Remmy Canedo : Instantanea 6 (2007, US premiere)
Marko Nikodijevi
ć : Music Box / Selbstportrait mit Ligeti und Strawinsky (Und Messiaen ist auch Dabe! (2006, US premiere)
Ryan Carter
: Skeuomorphic Tendencies (2011, World premiere)
Brad Balliett & Elliot Cole
: The Rake (2011, World premiere)

For the final night of MATA’s rigorously unconventional festival at (Le) Poisson Rouge, the Metropolis Ensemble unleashed four works, none less than fascinating. MATA’s artistic director Yotam Haber took some big risks and in general the gambles paid off, helped by some adroit playing from the group conducted by Andrew Cyr.
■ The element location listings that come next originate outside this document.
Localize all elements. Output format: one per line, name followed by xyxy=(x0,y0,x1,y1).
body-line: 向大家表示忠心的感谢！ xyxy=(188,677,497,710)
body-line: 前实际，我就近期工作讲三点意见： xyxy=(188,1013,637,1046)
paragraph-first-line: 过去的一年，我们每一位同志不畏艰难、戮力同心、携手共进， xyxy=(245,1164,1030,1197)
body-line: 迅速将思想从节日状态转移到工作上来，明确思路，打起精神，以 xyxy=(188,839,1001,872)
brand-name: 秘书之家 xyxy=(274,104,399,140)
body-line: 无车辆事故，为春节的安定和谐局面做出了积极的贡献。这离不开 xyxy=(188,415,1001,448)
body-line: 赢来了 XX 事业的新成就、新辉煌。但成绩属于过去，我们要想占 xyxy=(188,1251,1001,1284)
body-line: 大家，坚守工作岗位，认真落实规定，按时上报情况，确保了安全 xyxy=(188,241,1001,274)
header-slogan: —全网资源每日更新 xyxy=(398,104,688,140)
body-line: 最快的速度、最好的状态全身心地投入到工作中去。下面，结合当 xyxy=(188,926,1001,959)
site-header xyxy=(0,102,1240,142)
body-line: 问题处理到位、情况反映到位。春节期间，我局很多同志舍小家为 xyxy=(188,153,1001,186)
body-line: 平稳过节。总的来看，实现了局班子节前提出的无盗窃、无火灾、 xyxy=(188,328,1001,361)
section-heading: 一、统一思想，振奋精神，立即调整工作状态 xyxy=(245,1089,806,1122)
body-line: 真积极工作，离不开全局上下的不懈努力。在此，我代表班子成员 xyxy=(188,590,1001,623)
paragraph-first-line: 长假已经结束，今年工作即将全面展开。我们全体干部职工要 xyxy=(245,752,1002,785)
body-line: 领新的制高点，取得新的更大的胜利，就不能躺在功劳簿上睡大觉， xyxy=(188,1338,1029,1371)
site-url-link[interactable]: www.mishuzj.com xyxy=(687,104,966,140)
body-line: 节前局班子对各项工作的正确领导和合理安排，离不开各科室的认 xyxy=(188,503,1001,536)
Remmy Canedo (b. 1982) is a young Chilean composer with an ear for electronics. Instantanea 6 is the latest – for violin, cello and voice – in a song cycle based on poetry of Chilean writer Renato Irrazaval. Mary Mackenzie was the soprano, maintaining serene composure in the midst of cavernous splashes of glittering noise from the amplified musicians, their sounds processed by computer in real time and taking flight around the room.

A striking offering (and with the festival’s longest title) came from Serbian composer Marko Nikodijević (b. 1980) for a small ensemble of about 10 players: Music Box / Selbstportrait mit Ligeti und Strawinsky (Und Messiaen ist auch Dabe!. Nikodijević’s canvas bursts with short, nervous fragments – minute gestures and sputterings that now and then find a calm oasis, but relaxation never fully takes hold. At one point the energy slows down to a magical creep, with quiet brushed cymbals, strummed piano strings, high sighing woodwinds and bell-like interjections from the large percussion array. Luca Piovesan, the accordionist with L’arsenale (the Italian group from one of the previous nights) provided just the right intriguing tang.

Similarly jittery, Ryan Carter’s hyperactive Skeuomorphic Tendencies (commissioned by MATA) begins with an asymmetrical rhythmic overlay leading to a drum-accented march. The word “skeuomorph” is generally used in design, referring to a feature copied onto another, dissimilar object, e.g., decorative shutters on a house – shutters that don’t actually do anything. Here Carter explores the relationships between acoustic and electronic music, and a fascination with textures. The intriguing results include a lovely aqueous ostinato, over which muted trumpet and trombone linger.

I can’t imagine the confidence needed to make a new piece with a debt to Stravinsky’s The Rake’s Progress, but Brad Balliett and Elliot Cole seem to have plenty. Their grin-producing conceit takes an isolated moment near the opera’s end, when Tom Rakewell realizes the sordid mess of his life and recalls the details in a stream of consciousness, blurting out words in “a burst of blinding clarity.” Balliett and Cole have created a short “hip-hop opera,” in which the verbal flood effectively communicates Rakewell’s sudden epiphany, with flashbacks, self-analyses, doubts and revelations all colliding, and poor Tom unable to do any more than allow the hemorrhage to occur. With precision timing by Mr. Balliett and his twin brother Doug – one dressed in a black suit with white vest, the other in white with black – they gave a vivid, very funny impression of the tormented Tom in furious dialogue with his dissolute doppelganger. Musically, the metric invention might have been greater; my beef with some hip-hop is that the rhythmic patterns tend to be conservative verging on dull. And despite the entertaining graphics projected on screens, the text whizzed by so quickly that I can’t even recall a snippet to quote here. But in an amusing way, The Rake made its point with beguiling slipperiness, and the packed crowd gave the creative trio – and the musicians – repeated ovations.